Serial quantitative coronary analysis was completed in 219 patients treated by stent implantation for symptomatic coronary artery disease. A total of 219 stented segments and 134 untreated plaques were evaluated at the time of stent deployment and at follow up angiogram after 6 (1) months.
ISR was found in 61 of 219 (28%) target lesions. The ISR and non-ISR subgroups did not differ with respect to clinical variables such as age, sex, and medication (table 1). Only diabetes mellitus was more prevalent with ISR (p < 0.001), while other demographic and patient characteristics were comparable within both groups. Notably, pre-procedural CRP concentrations were substantially increased (p = 0.02) in patients with subsequent ISR (11.0 (16.0) mg/l v 5.6 (11.6) mg/l). Also, ISR development was associated with length of target lesion (p = 0.02), while other angiographic and procedural variables did not significantly differ between groups.
A total of 15 of 134 (11%) untreated coronary plaques in 15 of 219 (7%) patients demonstrated angiographic progression (fig 1). Significant lesion developments within an initially angiographically normal segment, or plaque regression, were not found. As a key finding, 12 of a total of 15 (80%) progressive coronary plaques were associated with ISR of the initially treated target lesion, whereas only three plaques showed angiographic progression without concomitant ISR (fig 1; p < 0.001). Statistical evaluation revealed smoking (p = 0.02), but no other demographic, angiographic, or procedural variable, associated with progression of untreated plaques (table 1). Baseline CRP concentrations in patients with later coronary progression were significantly increased (18.3 (17.9) mg/l v 6.9 (13.1) mg/l; p = 0.01).
We report on the progression of atherosclerosis in untreated coronary plaques in context with ISR development in a group of patients admitted to a single centre. We have shown that plaque progression after six months occurred in 11% of pre-existing lesions beyond an ISR rate of 28%. As the central finding, lesion progression was highly (80%) present with concomitant ISR formation of the target lesion within the same patient. Recent observations had shown 7–12% progression per year for mild to moderate lesions that were associated with stable angina and conventional medical treatment. Patients with severe coronary artery disease that underwent re-angiography at eight months revealed a progression rate of 11% with stable angina and 15% with unstable angina.1 Therefore, coronary plaque progression, as observed in the present study, reveals a maximum extent compared to previous findings, indicating a particularly severe and/or active atherosclerosis type present in our patient cohort.
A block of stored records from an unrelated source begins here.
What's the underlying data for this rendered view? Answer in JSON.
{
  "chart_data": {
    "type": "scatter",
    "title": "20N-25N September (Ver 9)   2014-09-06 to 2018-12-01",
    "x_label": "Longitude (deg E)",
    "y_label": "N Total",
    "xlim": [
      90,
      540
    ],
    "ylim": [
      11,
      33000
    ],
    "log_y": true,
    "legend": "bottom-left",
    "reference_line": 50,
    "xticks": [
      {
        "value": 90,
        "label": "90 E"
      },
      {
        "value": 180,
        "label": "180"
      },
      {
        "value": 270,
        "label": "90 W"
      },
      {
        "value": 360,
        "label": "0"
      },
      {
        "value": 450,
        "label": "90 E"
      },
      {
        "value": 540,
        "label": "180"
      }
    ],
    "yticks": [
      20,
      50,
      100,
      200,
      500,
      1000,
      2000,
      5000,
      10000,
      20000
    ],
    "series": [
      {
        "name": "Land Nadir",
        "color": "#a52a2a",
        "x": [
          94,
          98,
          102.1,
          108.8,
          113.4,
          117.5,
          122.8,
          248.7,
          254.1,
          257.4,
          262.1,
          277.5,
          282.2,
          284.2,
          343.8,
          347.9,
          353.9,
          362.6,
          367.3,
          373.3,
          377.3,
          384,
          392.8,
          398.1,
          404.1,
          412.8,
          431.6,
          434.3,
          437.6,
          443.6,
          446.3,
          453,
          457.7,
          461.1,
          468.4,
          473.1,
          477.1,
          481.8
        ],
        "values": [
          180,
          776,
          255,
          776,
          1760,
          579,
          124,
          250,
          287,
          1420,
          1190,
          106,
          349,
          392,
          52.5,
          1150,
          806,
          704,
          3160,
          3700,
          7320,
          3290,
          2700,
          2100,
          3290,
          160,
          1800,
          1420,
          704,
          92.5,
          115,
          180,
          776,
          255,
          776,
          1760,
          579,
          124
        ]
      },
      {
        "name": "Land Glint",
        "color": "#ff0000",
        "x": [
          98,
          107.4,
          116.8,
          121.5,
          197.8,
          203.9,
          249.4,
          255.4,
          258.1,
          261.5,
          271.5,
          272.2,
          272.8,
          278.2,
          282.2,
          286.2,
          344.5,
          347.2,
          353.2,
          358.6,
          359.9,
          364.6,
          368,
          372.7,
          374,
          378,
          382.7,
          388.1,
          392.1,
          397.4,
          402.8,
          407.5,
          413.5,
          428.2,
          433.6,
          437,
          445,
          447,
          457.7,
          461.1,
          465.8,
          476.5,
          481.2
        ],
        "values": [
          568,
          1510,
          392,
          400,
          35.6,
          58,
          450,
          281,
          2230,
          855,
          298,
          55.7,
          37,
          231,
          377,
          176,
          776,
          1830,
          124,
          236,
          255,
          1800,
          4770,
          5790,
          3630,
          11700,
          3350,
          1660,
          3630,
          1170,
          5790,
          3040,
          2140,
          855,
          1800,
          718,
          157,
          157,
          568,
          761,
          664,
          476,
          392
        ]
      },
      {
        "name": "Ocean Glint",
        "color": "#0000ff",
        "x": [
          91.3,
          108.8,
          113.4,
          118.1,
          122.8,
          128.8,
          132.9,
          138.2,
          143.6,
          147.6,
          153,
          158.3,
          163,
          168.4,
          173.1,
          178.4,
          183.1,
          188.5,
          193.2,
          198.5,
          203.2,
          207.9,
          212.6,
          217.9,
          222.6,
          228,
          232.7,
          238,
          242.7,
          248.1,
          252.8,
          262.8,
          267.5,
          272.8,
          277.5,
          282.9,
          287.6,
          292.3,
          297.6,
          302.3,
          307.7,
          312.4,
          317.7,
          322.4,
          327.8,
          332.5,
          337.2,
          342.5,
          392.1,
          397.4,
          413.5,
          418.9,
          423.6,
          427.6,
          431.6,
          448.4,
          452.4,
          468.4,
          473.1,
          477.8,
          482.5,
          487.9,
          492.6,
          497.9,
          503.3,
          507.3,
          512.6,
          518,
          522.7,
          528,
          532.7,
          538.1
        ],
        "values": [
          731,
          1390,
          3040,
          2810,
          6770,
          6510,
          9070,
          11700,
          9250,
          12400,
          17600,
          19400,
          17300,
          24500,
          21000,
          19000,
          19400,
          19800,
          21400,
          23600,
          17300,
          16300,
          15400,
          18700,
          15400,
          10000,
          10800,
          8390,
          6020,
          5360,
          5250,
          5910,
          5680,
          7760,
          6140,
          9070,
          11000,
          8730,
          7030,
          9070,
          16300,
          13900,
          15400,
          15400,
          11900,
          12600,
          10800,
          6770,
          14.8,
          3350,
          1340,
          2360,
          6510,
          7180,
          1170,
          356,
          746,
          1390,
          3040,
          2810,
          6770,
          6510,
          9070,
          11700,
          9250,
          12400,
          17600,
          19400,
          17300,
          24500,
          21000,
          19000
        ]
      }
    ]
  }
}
These findings initiate the question for common systemic pathogenic factors that may influence both the treated target lesion and untreated, but diseased coronary plaques. Indeed, our data show elevated pre-procedural CRP concentrations predict ISR and, within the same patients, coincide with the progression of native coronary atherosclerosis. Since CRP exerts chemotactic effects on monocytes and macrophages,2 increased leucocyte trafficking post-stent implantation3 may include not only circulating monocytes3 but also bone marrow derived progenitor cells, that have consistently been found in restenoses.4,5
In conclusion, progression of primarily untreated coronary plaques is strongly associated with target lesion ISR formation. High baseline CRP concentrations may identify patients at risk for both the development of ISR and the progression of coronary atherosclerosis.